Knowing that something was expected of them, Widdy and Venus remained in statu quo ante, but while Widdy sat up and took an intelligent interest, Venus lay down, grinned fatuously, and wumped the floor with his tail in an idiotic manner.

"That's Julius Cæsar—and he's not trying," cried Boadicea pointing at him.

The hint was sufficient, and the armour-bearer raised his mighty bow, drew it to his shoulder—and caught Venus fairly in the stomach. With a yelp of disgust the stricken Cæsar scrambled to his feet and returned to his kennel. Anybody who wanted him to play Romans some more, could come and fetch him. His demoralisation spread, and Widdy followed him, pursued by a grey-goose shaft.

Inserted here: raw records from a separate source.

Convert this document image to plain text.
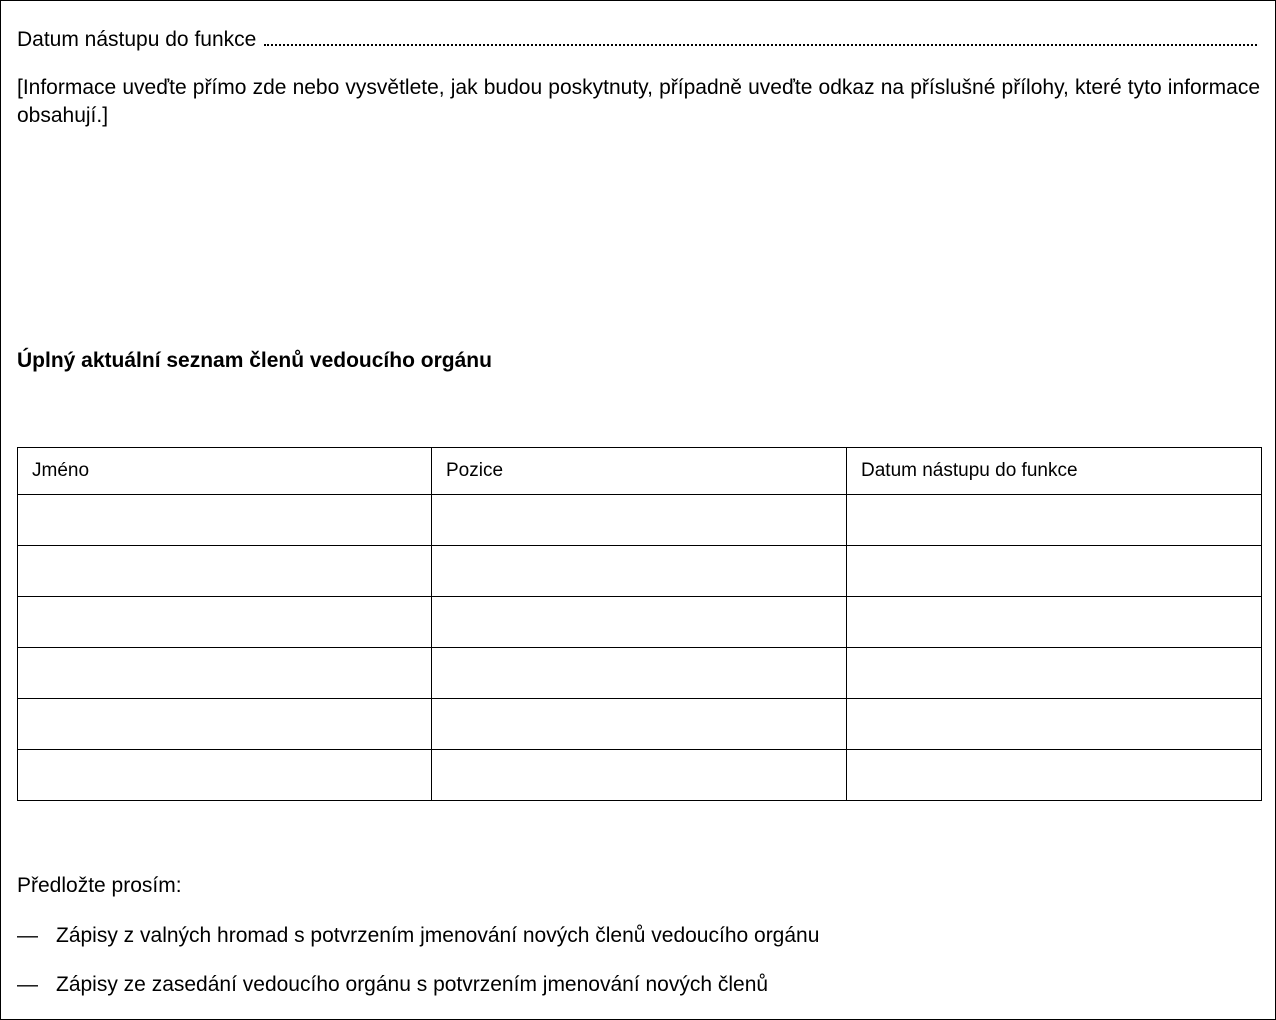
Datum nástupu do funkce
[Informace uveďte přímo zde nebo vysvětlete, jak budou poskytnuty, případně uveďte odkaz na příslušné přílohy, které tyto informace obsahují.]
Úplný aktuální seznam členů vedoucího orgánu
Jméno	Pozice	Datum nástupu do funkce

Předložte prosím:
— Zápisy z valných hromad s potvrzením jmenování nových členů vedoucího orgánu
— Zápisy ze zasedání vedoucího orgánu s potvrzením jmenování nových členů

"I think the wily foe have had enough," said Boadicea, several of the skittles having fallen. The bronze Buddha, unperturbed, was captured and bound to the chariot-wheels of the conqueror—and that was that. . . .

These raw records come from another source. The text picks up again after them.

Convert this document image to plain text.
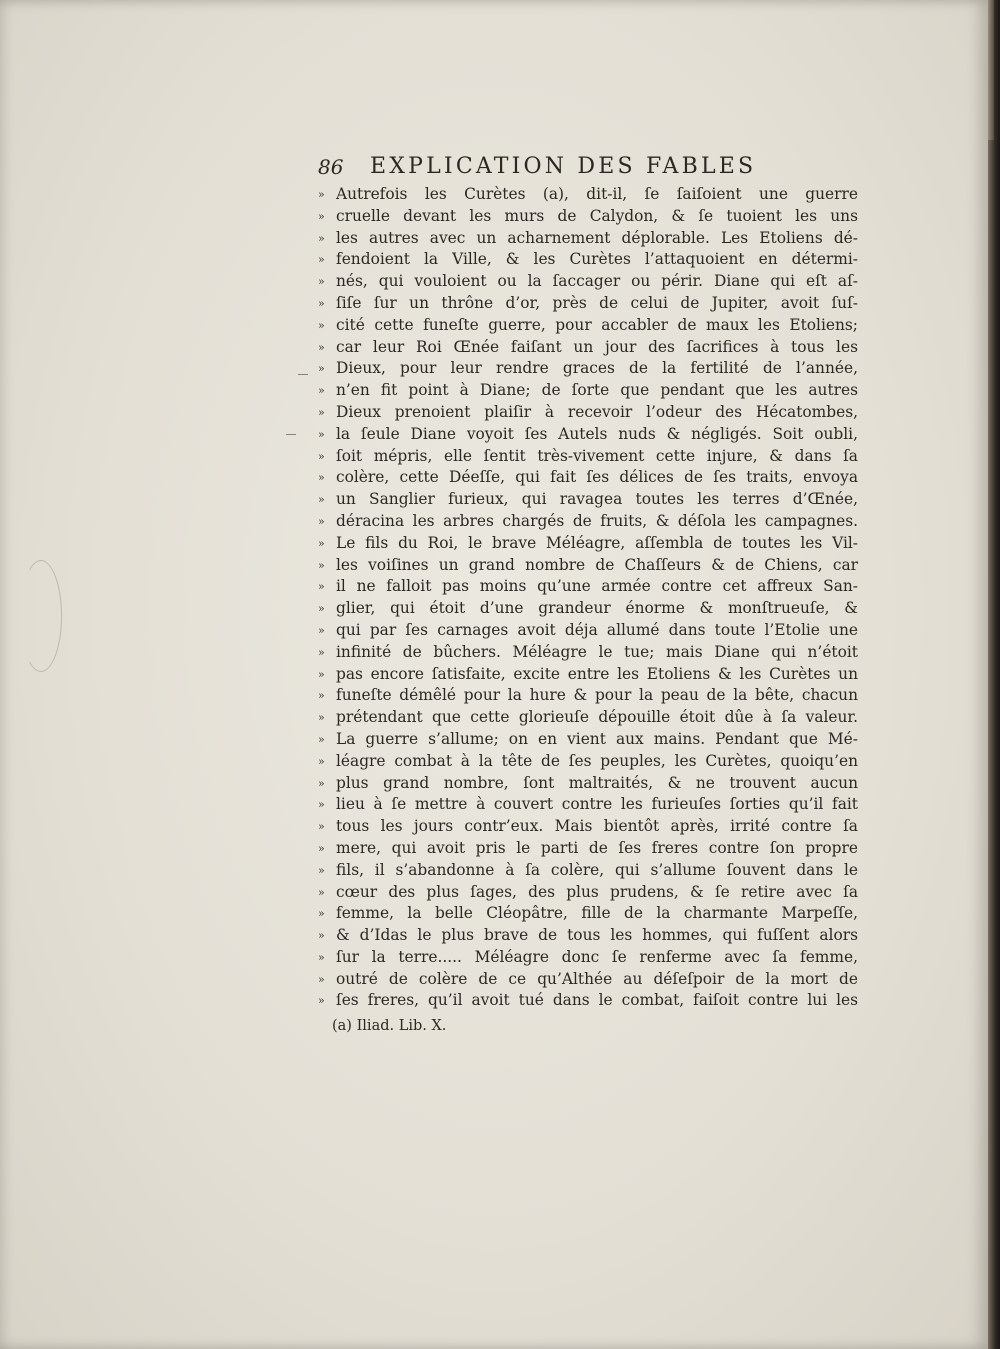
86 EXPLICATION DES FABLES
» Autrefois les Curètes (a), dit-il, ſe ſaiſoient une guerre
» cruelle devant les murs de Calydon, & ſe tuoient les uns
» les autres avec un acharnement déplorable. Les Etoliens dé-
» fendoient la Ville, & les Curètes l’attaquoient en détermi-
» nés, qui vouloient ou la ſaccager ou périr. Diane qui eſt aſ-
» ſiſe ſur un thrône d’or, près de celui de Jupiter, avoit ſuſ-
» cité cette funeſte guerre, pour accabler de maux les Etoliens;
» car leur Roi Œnée faiſant un jour des ſacrifices à tous les
» Dieux, pour leur rendre graces de la fertilité de l’année,
» n’en fit point à Diane; de ſorte que pendant que les autres
» Dieux prenoient plaiſir à recevoir l’odeur des Hécatombes,
» la ſeule Diane voyoit ſes Autels nuds & négligés. Soit oubli,
» ſoit mépris, elle ſentit très-vivement cette injure, & dans ſa
» colère, cette Déeſſe, qui fait ſes délices de ſes traits, envoya
» un Sanglier furieux, qui ravagea toutes les terres d’Œnée,
» déracina les arbres chargés de fruits, & déſola les campagnes.
» Le fils du Roi, le brave Méléagre, aſſembla de toutes les Vil-
» les voiſines un grand nombre de Chaſſeurs & de Chiens, car
» il ne falloit pas moins qu’une armée contre cet affreux San-
» glier, qui étoit d’une grandeur énorme & monſtrueuſe, &
» qui par ſes carnages avoit déja allumé dans toute l’Etolie une
» infinité de bûchers. Méléagre le tue; mais Diane qui n’étoit
» pas encore ſatisfaite, excite entre les Etoliens & les Curètes un
» funeſte démêlé pour la hure & pour la peau de la bête, chacun
» prétendant que cette glorieuſe dépouille étoit dûe à ſa valeur.
» La guerre s’allume; on en vient aux mains. Pendant que Mé-
» léagre combat à la tête de ſes peuples, les Curètes, quoiqu’en
» plus grand nombre, ſont maltraités, & ne trouvent aucun
» lieu à ſe mettre à couvert contre les furieuſes ſorties qu’il fait
» tous les jours contr’eux. Mais bientôt après, irrité contre ſa
» mere, qui avoit pris le parti de ſes freres contre ſon propre
» fils, il s’abandonne à ſa colère, qui s’allume ſouvent dans le
» cœur des plus ſages, des plus prudens, & ſe retire avec ſa
» femme, la belle Cléopâtre, fille de la charmante Marpeſſe,
» & d’Idas le plus brave de tous les hommes, qui fuſſent alors
» ſur la terre..... Méléagre donc ſe renferme avec ſa femme,
» outré de colère de ce qu’Althée au déſeſpoir de la mort de
» ſes freres, qu’il avoit tué dans le combat, faiſoit contre lui les
(a) Iliad. Lib. X.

"Now I'm going to be the Standard-bearer of the Tenth Legion," stated the President, "also the Censurian. And the battle may end differently this time. Go and get that brown iron paper-knife from the drawing-room because its copper, and this is the Bronze Age."

The Vice obeyed.

"Make a jolly good Roman short sword," observed the President, examining it in this new light. "You'll have to be nippy with your shield, though—it's got rather an edge."

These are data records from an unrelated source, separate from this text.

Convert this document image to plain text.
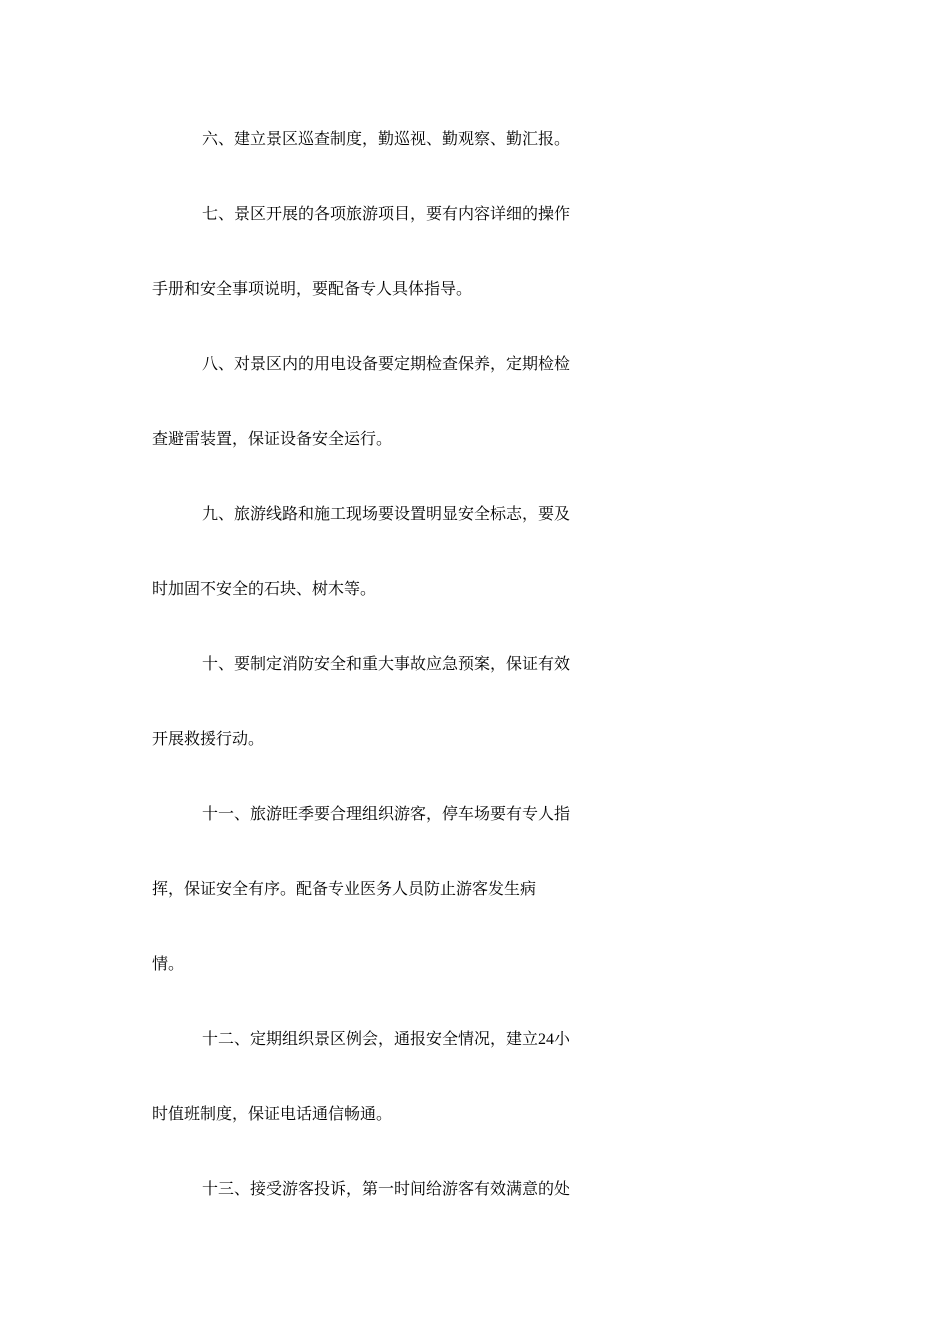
六、建立景区巡查制度，勤巡视、勤观察、勤汇报。
七、景区开展的各项旅游项目，要有内容详细的操作
手册和安全事项说明，要配备专人具体指导。
八、对景区内的用电设备要定期检查保养，定期检检
查避雷装置，保证设备安全运行。
九、旅游线路和施工现场要设置明显安全标志，要及
时加固不安全的石块、树木等。
十、要制定消防安全和重大事故应急预案，保证有效
开展救援行动。
十一、旅游旺季要合理组织游客，停车场要有专人指
挥，保证安全有序。配备专业医务人员防止游客发生病
情。
十二、定期组织景区例会，通报安全情况，建立24小
时值班制度，保证电话通信畅通。
十三、接受游客投诉，第一时间给游客有效满意的处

"I'll watch it," replied the Vice—using another of the unfortunate expressions learnt from Buster and his undesirable subaltern friends.

"What is your name?" he inquired. "I can't call you 'Thtandard-blarer of the Tenth Legium' the whole time, nor yet 'Cen-chew-rium'."

"Call me Reginald or Reggie, then," permitted the Vice. "No—Samuel would be nicer, I think, 'Samuel the Standard-bearer' or 'Samuel the Censurian' sounds all-right."

"Right O, Thammy," acquiesced the Vice, and prepared to do battle.

"No—you get in the chariot," directed the President, "and I come ashore in a boat. Then I hop out and make a speech to my soldiers who hang back a bit. They're not for it, at first, you know, and . . ."

"Can I take a pot at you while you speech?" interrupted the Vice.

The President considered this.

"It is battle, you know," urged the Vice, "and I didn't ask you to come invading on my sands when I might want to be fishing or paddling or playing with my children or anything."

"Yes—but I've got to win, you know. It is History, and we can't alter that. . . . Tell you what—you can hit me in the shield while I am making the speech—or knock my helmet off. Yes—make it all the more real. . . ."

An empty drawer provided the Roman galley, and in the prow thereof proudly stood Samuel the Standard-bearer. In his hand he bore the S.P.Q. R. standard of the Tenth. It looked like a curtain-pole and a pinafore—but no matter. Nor matter that his helmet was frankly the paraffin-oil funnel with an ostrich feather stuck down its up-turned nozzle, his shield of card-board, his sword a paper-knife, his cuirass a tea-tray, and his greaves a pair of Daddy's leggings. The play is the thing—and Imagination is life and salvation.

Bravely he leapt into the waves, and turned to his daunted followers as an arrow smote his shield.

"Buck up, you fellows," quoth he, "a little wetting won't hurt you—nor spoil your bronze clothes. Come on, you're not salt nor yet sugar. A bath will do some of you good. . . ."

Still they hung back.

"Behold!" he continued, "I take the Standard of the Tenth Legion among the enemy!"

He did, and another arrow took him well in the centre of the cuirass ere the enemy, leaping from the chariot, rushed upon him with spear and axe. Dropping the axe, the enemy seized the standard with a cry of—

"Leggo, Thamuel!—or die!"

Samuel did neither. He rapped the knuckles of the presumptuous hand sharply, and the enemy drew back with a yelp of anguish.

"Hop it!" cried the Centurion, pressing his advantage and prodding the retreating foe with the butt-end of the standard. "Bung off! Barbarium," and the barbarian fled.

Leaping into the deserted chariot the Centurion said "Home" to a supposititious driver and poked out his tongue at the defeated enemy—and that was that.